I went back to work after I left his office, and somehow phoned in a performance the rest of the day. That night, I came back to my house, opened a bottle of wine and a tub of Ben & Jerry’s Coffee Heath Bar Crunch, and faced the truth: I had to decide if I really wanted to find my birth mother. Presumably, she had gone through significant moral contortions deciding whether or not to give me up; surely I owed her the same self-assessment in deciding whether or not to find her. Curiosity wasn’t good enough; neither was a medical scare that had left me wondering about my origins. Once I had a name: then what? Knowing where I came from did not necessarily mean I was brave enough to hear why I had been given away. If I was going to do this, I was going to be opening the door for a relationship that would change both of our lives.

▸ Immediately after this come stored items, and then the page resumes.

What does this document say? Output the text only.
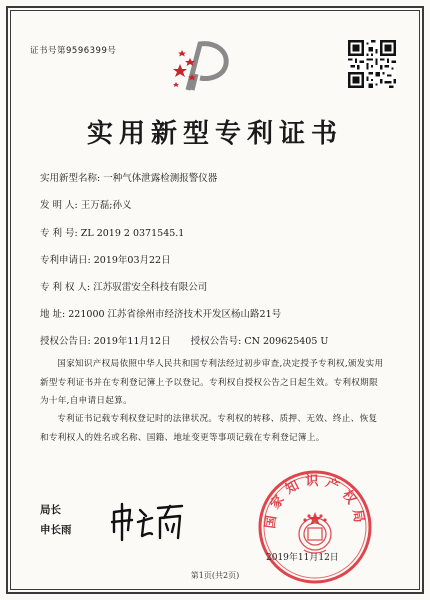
证书号第9596399号
实用新型专利证书
实用新型名称: 一种气体泄露检测报警仪器
发 明 人: 王万磊;孙义
专 利 号: ZL 2019 2 0371545.1
专利申请日: 2019年03月22日
专 利 权 人: 江苏驭雷安全科技有限公司
地 址: 221000 江苏省徐州市经济技术开发区杨山路21号
授权公告日: 2019年11月12日 授权公告号: CN 209625405 U
国家知识产权局依照中华人民共和国专利法经过初步审查,决定授予专利权,颁发实用新型专利证书并在专利登记簿上予以登记。专利权自授权公告之日起生效。专利权期限为十年,自申请日起算。
专利证书记载专利权登记时的法律状况。专利权的转移、质押、无效、终止、恢复和专利权人的姓名或名称、国籍、地址变更等事项记载在专利登记簿上。
局长
申长雨
国家知识产权局
2019年11月12日
第1页(共2页)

I reached for the phone and dialed my mother. “What are you doing?” I asked.
“Trying to figure out how to TiVo The Colbert Report, ” she said. “What are you doing?”
I glanced down at the melting ice cream, the half-empty bottle of wine. “Embarking on a liquid diet,” I said. “And you have to push the red button to get the right menu on the screen.”
“Oh, there it is. Good. Your father gets cranky when I watch the show and he falls asleep.”
“Can I ask you something?”
“Sure.”
“Am I passionate?”
She laughed. “Things must be really bad if you’re asking me that.”
“I don’t mean romantically. I mean, you know, about life. Did I have hobbies when I was little? Did I collect Garbage Pail Kids cards or beg to be on a swim team?”
“Honey, you were terrified of the water till you were twelve.”
“Okay, maybe that wasn’t the best example.” I pinched the bridge of my nose. “Did I stick with things, even when they were hard? Or did I just give up?”
“Why? Did something happen at work?”
“No, not at work.” I hesitated. “If you were me, would you look for your birth parents?”
There was a bubble of silence. “Wow. That’s a pretty loaded question. And I thought we’d already had this discussion. I said that I’d support you-”
“I know what you said. But doesn’t it hurt you?” I asked bluntly.
“I’m not going to lie, Marin. When you first started asking questions, it did. I guess a part of me felt like, if you loved me enough, you wouldn’t need to find any other answers. But then you had the whole scare at the gynecologist’s, and I realized this wasn’t about me. It was about you .”
“I don’t want to hurt you.”
“Don’t worry about me,” she said. “I’m old and tough.”
That made me smile. “You’re not old, and you’re a softy.” I drew in my breath. “I just keep thinking, you know, this is a really big deal. You dig up the box, and maybe you find buried treasure, but maybe you find something rotting.”
“Maybe the person you’re afraid of hurting is yourself.”
Leave it to my mother to hit the nail on the head. What if, for example, I turned out to be related to Jeffrey Dahmer or Jesse Helms? Wouldn’t that be information I’d be better off not knowing?
“She got rid of me over thirty years ago. What if I barge into her life and she doesn’t want to see me?”
There was a soft sigh on the other end of the phone. It was, I realized, the sound I associated most with growing up. I’d heard it running into my mother’s arms when a kid had pushed me off the swing at the playground. I’d heard it during an embrace before my newly minted prom date and I drove off to the dance; I’d heard it when she stood at the threshold of my college dorm, trying not to cry as she left me on my own for the first time. In that sound was my whole childhood.